Richard) Koo is the chief economist at the Nomura Research Institute. Much of his book (The Holy Grail of Macroeconomics) is devoted to Japan’s long era of stagnation from the early 1990s onward. This stagnation, he argues, mainly reflected the balance sheet problems of nonfinancial corporations, which were stranded with high levels of debt after the Japanese real estate bubble of the 1980s burst. He argues that the United States now faces a similar problem, with debt problems concentrated not among corporations but among home owners, who ran up large debts both in the course of buying houses and through using them as ATMs-that is, using refinancing to extract cash from rising home values, and spending that cash on higher consumption.

In Koo’s analysis, simultaneous attempts by many private players to pay down their debts lead to a “fallacy of composition” that’s closely related to the famous (but too often overlooked) “paradox of thrift.” Each individual corporation or household cuts back on spending in an effort to reduce debt; but these spending cuts reduce everyone’s income and keep the economy persistently depressed.

These broader problems of debt and deleveraging arguably explain why the successful stabilization of the financial industry has done no more than pull the economy back from the brink, without producing a strong recovery.

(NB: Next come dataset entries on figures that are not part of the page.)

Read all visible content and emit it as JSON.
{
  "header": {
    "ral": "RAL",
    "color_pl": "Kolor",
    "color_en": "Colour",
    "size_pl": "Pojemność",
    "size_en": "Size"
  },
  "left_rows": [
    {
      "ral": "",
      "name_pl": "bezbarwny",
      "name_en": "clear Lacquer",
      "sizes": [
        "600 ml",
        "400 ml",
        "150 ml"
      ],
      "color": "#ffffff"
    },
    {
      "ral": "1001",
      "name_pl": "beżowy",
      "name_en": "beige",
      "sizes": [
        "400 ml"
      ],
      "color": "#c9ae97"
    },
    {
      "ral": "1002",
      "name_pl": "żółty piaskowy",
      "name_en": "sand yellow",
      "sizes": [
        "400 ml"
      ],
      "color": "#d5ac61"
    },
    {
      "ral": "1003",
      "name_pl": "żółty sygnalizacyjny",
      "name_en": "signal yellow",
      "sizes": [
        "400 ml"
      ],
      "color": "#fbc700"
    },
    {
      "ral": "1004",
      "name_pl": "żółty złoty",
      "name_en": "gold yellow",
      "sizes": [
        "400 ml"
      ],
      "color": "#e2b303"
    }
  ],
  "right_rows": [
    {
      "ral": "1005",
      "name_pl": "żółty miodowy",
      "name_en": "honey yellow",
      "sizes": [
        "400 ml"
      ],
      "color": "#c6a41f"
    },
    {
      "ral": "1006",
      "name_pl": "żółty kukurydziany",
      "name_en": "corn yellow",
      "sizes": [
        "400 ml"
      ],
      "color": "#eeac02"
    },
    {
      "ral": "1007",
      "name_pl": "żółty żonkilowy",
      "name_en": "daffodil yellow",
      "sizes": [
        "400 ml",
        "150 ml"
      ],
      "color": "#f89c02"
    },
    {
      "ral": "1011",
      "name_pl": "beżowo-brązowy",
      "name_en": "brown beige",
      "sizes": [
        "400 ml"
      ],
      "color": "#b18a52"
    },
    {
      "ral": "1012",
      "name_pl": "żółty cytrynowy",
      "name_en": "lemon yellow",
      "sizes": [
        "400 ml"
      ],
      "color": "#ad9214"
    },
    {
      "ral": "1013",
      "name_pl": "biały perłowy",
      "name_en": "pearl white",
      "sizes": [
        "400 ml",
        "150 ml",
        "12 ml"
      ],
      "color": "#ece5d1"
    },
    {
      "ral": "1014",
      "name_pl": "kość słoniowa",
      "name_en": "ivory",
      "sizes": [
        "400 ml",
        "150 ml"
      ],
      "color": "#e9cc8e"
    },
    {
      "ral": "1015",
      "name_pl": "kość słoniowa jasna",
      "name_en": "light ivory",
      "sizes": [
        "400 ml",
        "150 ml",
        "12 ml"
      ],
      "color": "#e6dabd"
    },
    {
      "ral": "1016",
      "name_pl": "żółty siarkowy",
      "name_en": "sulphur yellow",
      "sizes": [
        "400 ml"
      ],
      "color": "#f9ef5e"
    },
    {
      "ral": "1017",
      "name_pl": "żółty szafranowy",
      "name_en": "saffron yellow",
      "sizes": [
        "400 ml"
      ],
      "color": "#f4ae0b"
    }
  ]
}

The economy is hamstrung-still crippled by a debt overhang. That is, the simultaneous efforts of so many people to pay down debt at the same time are keeping the economy depressed.

Tanks to David Dayen for his excellent choice of excerpts from the article and this comment at the end

It’s pretty obvious that Krugman and Wells are suggesting that government borrow, to sop up the paying down of debt from everyone else in the economy and cancel it out. Only this will create the kind of demand needed; in fact, Krugman and Wells assert that global budget deficits had more to do with averting a Depression than any financial bailout. But these mainly came from a crash in revenues through taxes and automatic stabilizers, not fiscal stimulus, which was too small. The writers put off their solutions for economic recovery until a future article, but you can pretty well figure out what they are.

I am looking forward to the article on their solutions, as should Obama and his economics team.